The picture really tells it all. Count the number of times I tried to correct a slide, going faster, going faster, going faster until oh shit fuck fuck fuck that’s a pole.
I was lucky enough to emerge unscathed from the crash. (The car took the brunt of the impact above the rear wheel, wrecking the fender, but it did drive home.) I am deeply ashamed, and I am deeply sorry, not only for the nice people at Fiat Chrysler who lent Jalopnik this car, but also to my coworkers who were waiting to drive it, and also use it to record a video the following week.
That video shoot, I had to inform them, would be delayed.
Because of me. Because I was a moron.
Really, it seemed like I wasn’t doing anything that was too extreme, just a little slow slide for a picture. But that’s why it’s worth me giving three little reminders to myself. I would have wished I could have beamed myself back in time to scream them into my own ear, like a ghost of car crashes future.
Instead, I will just blog about them here, for public ridicule, as is Jalopnik’s customary punishment for crashing a press car. You break it, you buy it—or at least tell people about it.
Here’s what I learned.
(Full Disclosure: Fiat wanted me to drive a 124 Abarth so badly that they kindly dropped one off with a full tank of gas. I promptly drove it into a pole. I’m sorry, Fiat.)
It was all going so well. My coworker Kristen Lee wanted to take the Abarth out for a drive and asked if I wanted to come to help take some shots of the car while it was moving, rather than just the usual stationary pictures you get in a car review. Sure. Happy to come along.
We found some wonderful park roads about 45 minutes from New York City in a blossoming New Jersey swamp. It was a nice contrast to how most people think New Jersey looks. That is, a not-blossoming swamp.
A little corner cutting through a field was a perfect opportunity to drive by the camera slowly, and with an extra-slow shutter speed, make the car look like it was really going fast. I figured I would make two passes around the corner.
On the first pass, I felt the car load up and I let the tail slide out. Fun. On the second pass, I laid into it a little bit more.
Not as much fun.
I thought the car would drive out of the slide. It didn’t. It just kept spinning the rear tires, and kept spinning them whereupon I realized that things were getting too hectic.
I did what I know not to do: freak out, sharply let off the gas, and oh shit, there’s a pole. Never look at the pole.
There was a skip and a whack as the car, spun right around, smacked its rear fender directly into the wood. The fender took most of the hit, but the wheel was cambered wrong and looked toe’d out. It looked like I could drive out, but once the car cocked a wheel up into the air, it wouldn’t go anywhere. I sat down. This idiot. Let the car get away from me, didn’t keep my head.
I’d need to call a tow and, significantly worse, my boss.
I was in the midst of calling AAA when a Chevy pickup drove up to Kristen and me, taking another look at the very sad man with the even-sadder looking sports car.
“You two are okay?” he asked.
“Yeah. Do you have a tow rope?”
All he had was a few yards of yellow nylon rope bundled up in the back seat.

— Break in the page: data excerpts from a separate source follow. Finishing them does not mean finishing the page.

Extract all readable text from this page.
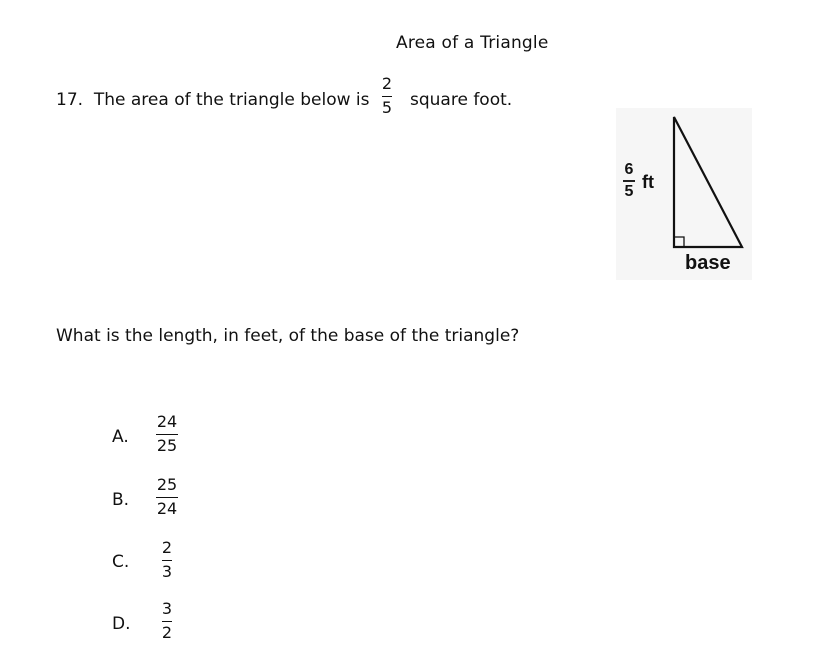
Area of a Triangle
17. The area of the triangle below is
2
5 square foot.
6
5 ft
base
What is the length, in feet, of the base of the triangle?
A.
24
25
B.
25
24
C.
2
3
D.
3
2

“I do this all the time, pulling out stuck vehicles at work,” he said with a smile, and a bit of concern, warning us that we did not want to stay here long enough for a cop to drive past. A cop would not like the look of the scene.
But it didn’t take long to pull the car free, first back with a loop around the rear subframe, then over and away from the pole with a loop through the rear passenger-side wheel, then all the way out of the ditch again with the rope looped around the subframe.
The car was banged up, but it drove fine. Nothing looked bent in the suspension, and the wheel wasn’t even scratched. The only thing odd about it was the rear wheel was at enough of an angle to set the steering wheel at an angle while driving straight.
It would’ve seemed weird, but I had spent a whole weekend racing with a car that had all kinds of weird alignments up at the Mt. Washington Hillclimb. Mess with the alignment of the back of the car, and you’ll affect the front of the car, too.
The 124 Abarth, like the Miata on which it is based, is a wonderful-handling car. It’s a fun car, and it encourages you to push a bit harder on every corner you drive. You’ve got this, the Abarth braaps. It has a way of telling you that it’s getting up on its toes, that with a bit more power the rear would step out. This is the information that a driver craves. It’s information that gave me one fun slide and another less fun one.
It’s great to have an alive rear-drive chassis, happy to communicate back with you. You just need to not be an idiot.
That little voice in the back of your mind that asks if it’d be fun to just dip that right foot a little bit deeper down is best left unanswered, at least if you seek to keep all of a car’s body panels un-dented.
In the end, the car drove easily back to the city. Kristen got her pictures of the car (the shot of the first slide came out better than the shot of the second), though her time to review the car was cut a bit short. My boss, Patrick George, was glad to hear that everybody was okay, but disappointed the car was in bad shape.
“I was going to do roadster stuff this weekend,” Patrick lamented.
He would have. He should have. It’d have been wonderful.